Bishop Savas, who has provided guidance and supplemental leadership for the parish council, described Fr. Manny as someone who did not hoard leadership, but considered it his responsibility to “inspire the baptized to recognize their giftedness and use their gifts for the good of the Body of Christ.
”His was a unique ministry, one that I havenʼt seen in my experience, of a single pastor with a thirty-year, parish-defining history, and there was no end in sight; as a matter of fact, he and the people of the community felt they had just begun and had a bright future.”
Those sentiments were critical in the Parish Councilʼs coming together within hours of Fr. Mannyʼs passing not just to get the job done, but to do him proud.
“Within the first five hours after we learned he had died,” Mr. Gabriel remarked, “the Parish Council had a meeting and teleconference; we brainstormed and assigned responsibilities, which everyone was anxious to fulfill…. We joked that he would let us know if we did anything not to his liking.”
Once the immediate work of preparing for a major community leaderʼs wake and funeral were addressed and completed, “reality hit,” and the parish leadership met and made a list of the things that Fr. Manny had always done that they would have to take up until a new priest is found.
“It was a very long list,” Gabriel sighed. “Fr. Manny took on such efforts as getting on the phone to solicit contributions for foods sold at the annual church festival and even had a unique method of getting water bottles for Epiphany…through a medical supply company he was referred to by Dean Mihaltses, a long-time member of the Parish Council and a pharmacist.
Each parish council member demonstrated a spirit of cooperation and a strong desire to serve as the result of Fr. Mannyʼs inspiration. Although the emotions of losing him were necessarily present and respected, the question of “how can we survive without him” was answered with, “we have to succeed because if we donʼt, weʼll be letting him down.” That attitude was additionally supported by the long history many of the 15-member leadership body shared and their willingness to increase their commitment as volunteer leaders, adding additional meetings each month to their Executive Committee and Parish Council schedules.
“It was important to us that the community, which had worked so hard to create the programs we have, could rest assured that we werenʼt coming to a standstill,” Mr. Gabriel explained, noting the extraordinary service of the church secretary, Effie, who had always worked in partnership with Fr. Manny, and the many supportive members of the church who came to assist her until a part-time secretary could be added to the staff.
The Parish Council and community (parish council past-presidents, youth commission and other leaders especially came to the fore with great support to keep things moving forward) were also fortunate to have the benefit of Fr. Miltonʼs desire and commitment to provide the communityʼs youth with the consistent presence of a clergyman, in addition to celebrating Divine Liturgy.
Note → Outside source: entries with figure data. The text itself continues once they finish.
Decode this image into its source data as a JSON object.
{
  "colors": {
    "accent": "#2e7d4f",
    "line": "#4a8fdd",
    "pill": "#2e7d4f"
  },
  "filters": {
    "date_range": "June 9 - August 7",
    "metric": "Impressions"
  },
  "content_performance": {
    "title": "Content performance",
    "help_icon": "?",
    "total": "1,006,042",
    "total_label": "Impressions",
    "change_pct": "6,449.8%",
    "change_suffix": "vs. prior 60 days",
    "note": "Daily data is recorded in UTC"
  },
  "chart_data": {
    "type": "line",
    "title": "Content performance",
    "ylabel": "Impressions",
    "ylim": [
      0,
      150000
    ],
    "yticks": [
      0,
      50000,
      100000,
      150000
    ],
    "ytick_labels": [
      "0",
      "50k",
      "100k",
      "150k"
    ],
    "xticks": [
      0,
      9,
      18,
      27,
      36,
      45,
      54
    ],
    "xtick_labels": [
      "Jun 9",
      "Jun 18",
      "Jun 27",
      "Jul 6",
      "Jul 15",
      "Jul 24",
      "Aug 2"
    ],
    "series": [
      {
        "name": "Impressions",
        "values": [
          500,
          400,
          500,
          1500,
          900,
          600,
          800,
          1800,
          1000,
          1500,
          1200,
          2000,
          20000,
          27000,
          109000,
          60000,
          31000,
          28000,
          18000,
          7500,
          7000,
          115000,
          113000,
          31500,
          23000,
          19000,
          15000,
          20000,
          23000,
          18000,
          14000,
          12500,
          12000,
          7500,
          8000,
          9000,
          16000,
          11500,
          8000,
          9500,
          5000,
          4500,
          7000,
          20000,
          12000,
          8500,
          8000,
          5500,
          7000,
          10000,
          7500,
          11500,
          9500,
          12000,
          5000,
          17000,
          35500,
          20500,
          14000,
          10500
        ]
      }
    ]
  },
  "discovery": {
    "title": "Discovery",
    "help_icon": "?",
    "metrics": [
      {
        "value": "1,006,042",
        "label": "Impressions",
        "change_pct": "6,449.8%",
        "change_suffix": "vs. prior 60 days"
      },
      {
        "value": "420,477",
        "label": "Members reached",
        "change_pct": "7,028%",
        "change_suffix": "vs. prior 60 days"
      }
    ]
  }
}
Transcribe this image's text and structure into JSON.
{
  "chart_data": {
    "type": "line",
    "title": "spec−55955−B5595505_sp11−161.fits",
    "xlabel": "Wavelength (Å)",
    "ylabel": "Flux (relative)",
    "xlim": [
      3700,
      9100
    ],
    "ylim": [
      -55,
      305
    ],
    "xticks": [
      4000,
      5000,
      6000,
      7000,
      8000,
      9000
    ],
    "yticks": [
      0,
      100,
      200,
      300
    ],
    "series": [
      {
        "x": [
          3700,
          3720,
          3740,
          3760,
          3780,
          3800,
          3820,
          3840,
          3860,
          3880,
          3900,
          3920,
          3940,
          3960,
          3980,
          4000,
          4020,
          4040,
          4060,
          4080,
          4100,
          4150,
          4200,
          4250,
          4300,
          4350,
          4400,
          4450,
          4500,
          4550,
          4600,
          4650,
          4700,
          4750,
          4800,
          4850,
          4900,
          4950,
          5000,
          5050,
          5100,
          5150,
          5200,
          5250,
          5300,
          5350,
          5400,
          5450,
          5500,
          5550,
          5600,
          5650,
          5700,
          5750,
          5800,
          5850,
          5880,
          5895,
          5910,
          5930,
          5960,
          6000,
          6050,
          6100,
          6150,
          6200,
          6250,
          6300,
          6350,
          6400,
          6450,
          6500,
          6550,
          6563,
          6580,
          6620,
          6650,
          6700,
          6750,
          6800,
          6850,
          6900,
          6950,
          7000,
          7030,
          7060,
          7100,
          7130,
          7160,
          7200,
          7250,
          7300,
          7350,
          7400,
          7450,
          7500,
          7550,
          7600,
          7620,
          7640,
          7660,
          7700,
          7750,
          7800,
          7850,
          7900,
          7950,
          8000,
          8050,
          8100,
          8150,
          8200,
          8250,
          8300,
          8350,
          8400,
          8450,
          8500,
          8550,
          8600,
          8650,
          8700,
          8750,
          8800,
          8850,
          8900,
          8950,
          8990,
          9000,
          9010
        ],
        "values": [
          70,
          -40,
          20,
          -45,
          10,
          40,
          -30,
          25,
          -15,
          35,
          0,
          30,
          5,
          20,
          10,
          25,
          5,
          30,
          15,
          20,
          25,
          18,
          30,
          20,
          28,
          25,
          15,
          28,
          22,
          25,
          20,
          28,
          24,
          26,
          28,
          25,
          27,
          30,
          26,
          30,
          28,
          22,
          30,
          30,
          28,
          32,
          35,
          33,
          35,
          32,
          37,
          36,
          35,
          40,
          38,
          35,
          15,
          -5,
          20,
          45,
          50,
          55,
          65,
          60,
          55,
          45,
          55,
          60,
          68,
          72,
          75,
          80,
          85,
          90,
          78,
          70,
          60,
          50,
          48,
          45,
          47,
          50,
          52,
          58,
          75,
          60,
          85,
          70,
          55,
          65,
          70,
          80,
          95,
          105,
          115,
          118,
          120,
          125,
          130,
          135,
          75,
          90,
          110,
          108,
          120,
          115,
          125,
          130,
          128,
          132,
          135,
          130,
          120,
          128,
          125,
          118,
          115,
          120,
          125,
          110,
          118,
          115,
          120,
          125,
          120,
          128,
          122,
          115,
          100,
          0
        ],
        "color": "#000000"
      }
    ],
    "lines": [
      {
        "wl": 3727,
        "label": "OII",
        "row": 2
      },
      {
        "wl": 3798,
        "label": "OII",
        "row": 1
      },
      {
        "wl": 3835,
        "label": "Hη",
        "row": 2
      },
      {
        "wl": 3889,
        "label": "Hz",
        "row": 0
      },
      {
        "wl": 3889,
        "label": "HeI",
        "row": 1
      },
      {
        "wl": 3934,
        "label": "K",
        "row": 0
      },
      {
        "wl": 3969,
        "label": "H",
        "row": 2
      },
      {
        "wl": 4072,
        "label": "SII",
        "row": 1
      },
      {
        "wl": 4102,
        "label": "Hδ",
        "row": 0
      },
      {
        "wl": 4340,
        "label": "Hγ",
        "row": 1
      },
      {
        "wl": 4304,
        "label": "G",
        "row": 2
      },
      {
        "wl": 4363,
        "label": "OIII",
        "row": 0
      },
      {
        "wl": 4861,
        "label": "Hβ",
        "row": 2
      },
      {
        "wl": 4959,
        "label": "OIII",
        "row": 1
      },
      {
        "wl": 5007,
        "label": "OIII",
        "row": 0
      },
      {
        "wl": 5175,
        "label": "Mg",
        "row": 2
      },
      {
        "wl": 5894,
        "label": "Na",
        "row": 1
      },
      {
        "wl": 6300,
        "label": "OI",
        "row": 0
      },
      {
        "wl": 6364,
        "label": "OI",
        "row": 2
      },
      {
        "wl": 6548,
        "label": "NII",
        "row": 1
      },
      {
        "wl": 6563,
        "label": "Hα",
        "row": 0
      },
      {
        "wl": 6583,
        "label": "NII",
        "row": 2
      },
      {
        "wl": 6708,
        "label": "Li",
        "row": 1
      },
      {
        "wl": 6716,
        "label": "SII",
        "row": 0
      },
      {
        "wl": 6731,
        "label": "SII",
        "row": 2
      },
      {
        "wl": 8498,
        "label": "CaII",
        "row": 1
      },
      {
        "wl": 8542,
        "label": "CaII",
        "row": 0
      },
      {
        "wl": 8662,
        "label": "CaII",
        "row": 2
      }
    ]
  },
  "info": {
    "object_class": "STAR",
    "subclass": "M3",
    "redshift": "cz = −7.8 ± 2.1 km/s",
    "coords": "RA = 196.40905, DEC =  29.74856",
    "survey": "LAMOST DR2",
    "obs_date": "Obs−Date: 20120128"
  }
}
“Youʼd never guess it, but Fr. Milton is over 80, and he had been retired; yet he was willing to sacrifice his retirement for as long as he could, especially for the youth of the community,” Mr. Gabriel indicated.
Mr. Gabriel also recognized the critical support of other area clergy who, when they were needed to perform sacraments or provide spiritual counseling to members of the Church of the Resurrection community, could be counted on to give generously of themselves.
With no formal education preparing clergy to construct structures that might assist those they leave behind in carrying on when they are no longer alive, one can safely say that the key ingredients for surviving the loss of a priest are uniting those in a position to lead, asking for and receiving community and archdiocesan support, and taking a stand that the goals he set for his community not be forgotten
As Bishop Savas of Troas stated, “a priestʼs way of preparing for the possibility of his non-being is the same as any other human being: take seriously the notion that your work will survive you.”